The role for open systems is clear.

As Gary Kobinger, a Canadian researcher best known for his work on Ebola, argues in that same Reuters report that all diagnostics should be done on open platforms. “At one point there will be a new pathogen, and the company that makes the cassette that is controlling everything is not going to be able to supply you,” Kobinger said. “And this is where we are now, right?”

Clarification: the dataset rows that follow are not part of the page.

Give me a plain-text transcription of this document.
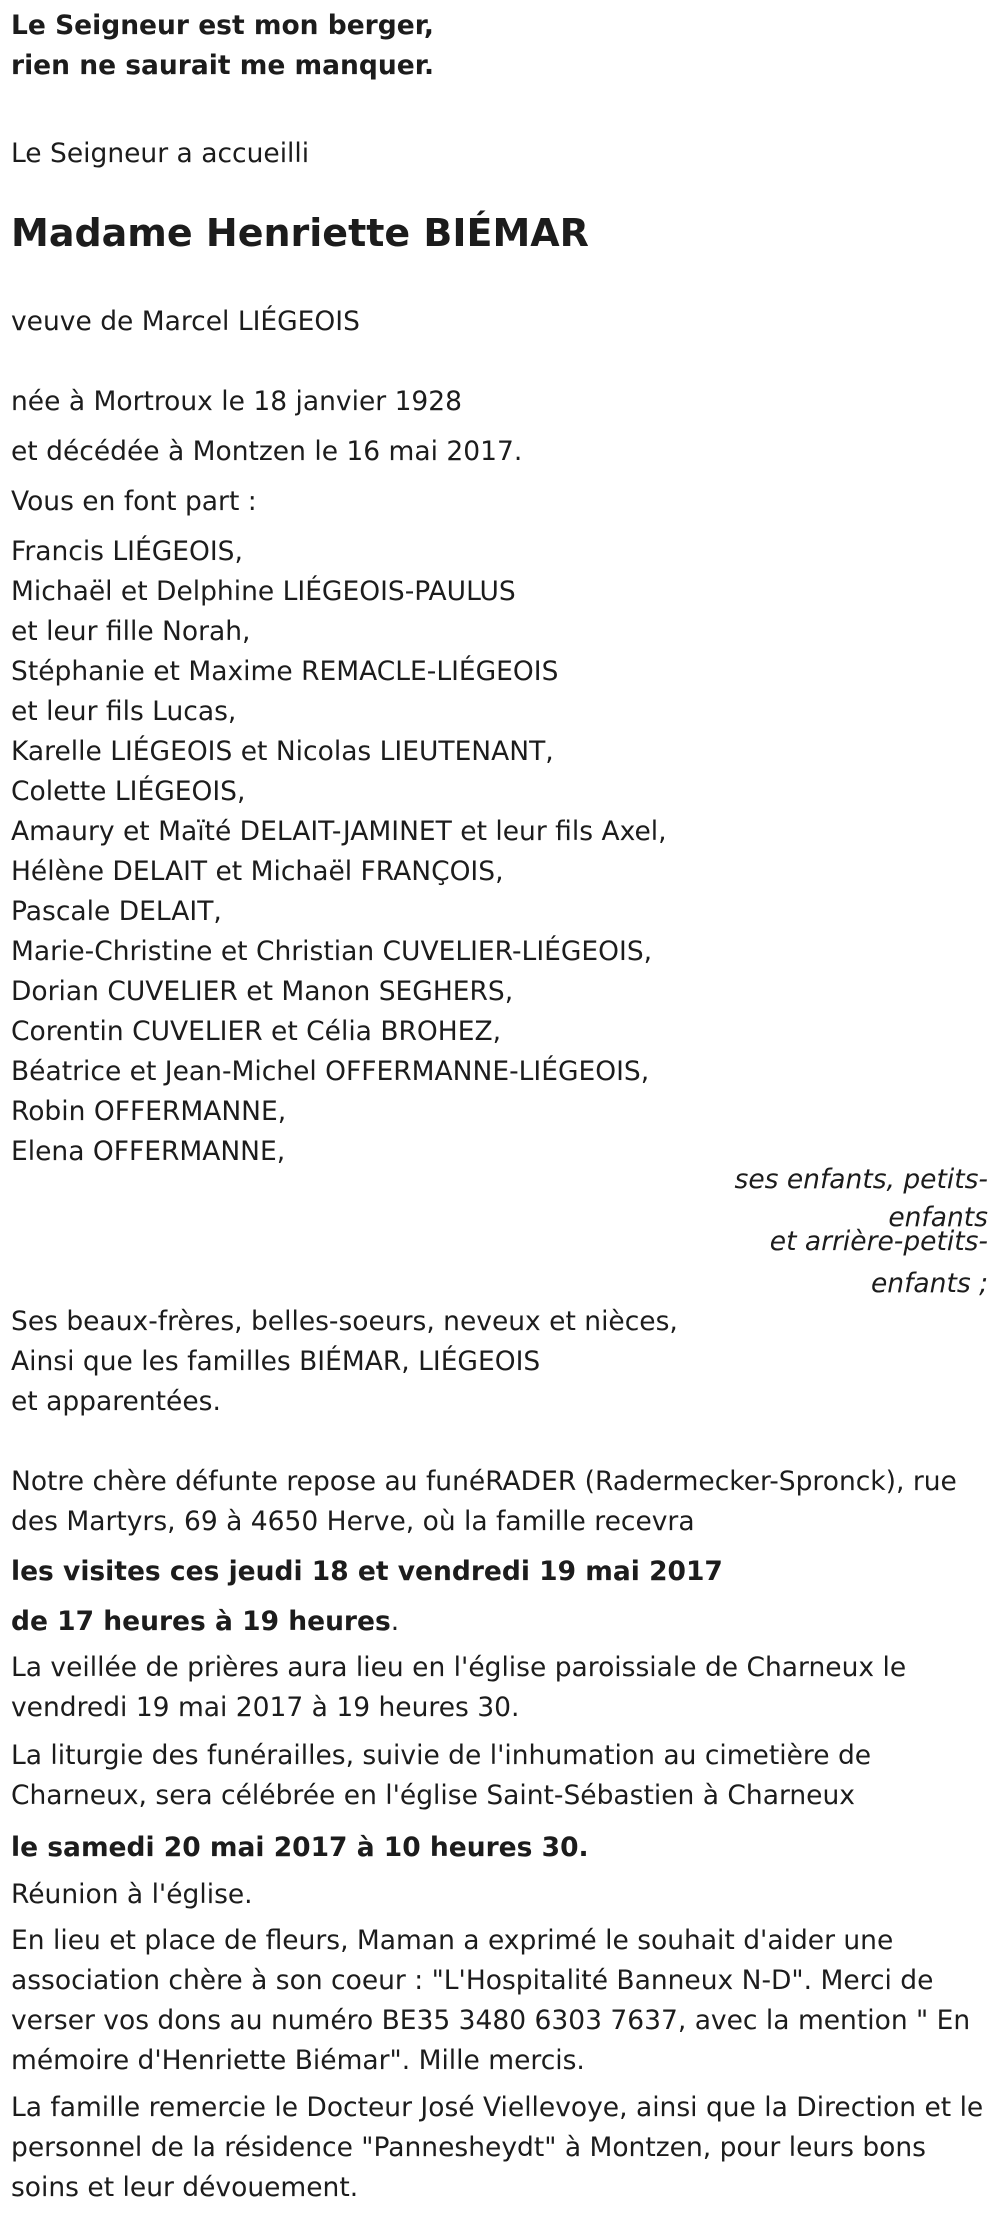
Le Seigneur est mon berger,
rien ne saurait me manquer.
Le Seigneur a accueilli
Madame Henriette BIÉMAR
veuve de Marcel LIÉGEOIS
née à Mortroux le 18 janvier 1928
et décédée à Montzen le 16 mai 2017.
Vous en font part :
Francis LIÉGEOIS,
Michaël et Delphine LIÉGEOIS-PAULUS
et leur fille Norah,
Stéphanie et Maxime REMACLE-LIÉGEOIS
et leur fils Lucas,
Karelle LIÉGEOIS et Nicolas LIEUTENANT,
Colette LIÉGEOIS,
Amaury et Maïté DELAIT-JAMINET et leur fils Axel,
Hélène DELAIT et Michaël FRANÇOIS,
Pascale DELAIT,
Marie-Christine et Christian CUVELIER-LIÉGEOIS,
Dorian CUVELIER et Manon SEGHERS,
Corentin CUVELIER et Célia BROHEZ,
Béatrice et Jean-Michel OFFERMANNE-LIÉGEOIS,
Robin OFFERMANNE,
Elena OFFERMANNE,
ses enfants, petits-
enfants
et arrière-petits-
enfants ;
Ses beaux-frères, belles-soeurs, neveux et nièces,
Ainsi que les familles BIÉMAR, LIÉGEOIS
et apparentées.

Notre chère défunte repose au funéRADER (Radermecker-Spronck), rue des Martyrs, 69 à 4650 Herve, où la famille recevra

les visites ces jeudi 18 et vendredi 19 mai 2017
de 17 heures à 19 heures.

La veillée de prières aura lieu en l'église paroissiale de Charneux le vendredi 19 mai 2017 à 19 heures 30.

La liturgie des funérailles, suivie de l'inhumation au cimetière de Charneux, sera célébrée en l'église Saint-Sébastien à Charneux

le samedi 20 mai 2017 à 10 heures 30.
Réunion à l'église.

En lieu et place de fleurs, Maman a exprimé le souhait d'aider une association chère à son coeur : "L'Hospitalité Banneux N-D". Merci de verser vos dons au numéro BE35 3480 6303 7637, avec la mention " En mémoire d'Henriette Biémar". Mille mercis.

La famille remercie le Docteur José Viellevoye, ainsi que la Direction et le personnel de la résidence "Pannesheydt" à Montzen, pour leurs bons soins et leur dévouement.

Alex Dickinson, PhD is the co-founder and executive chairman of ChromaCode. He is a life sciences executive with over 25 years of experience leading strategic initiatives that have transformed small companies and enabled large companies to penetrate new markets. Most recently, he was the Senior Vice President of Strategic Initiatives at Illumina, where his responsibilities included working with national governments and large institutions to develop precision medicine programs for healthcare systems.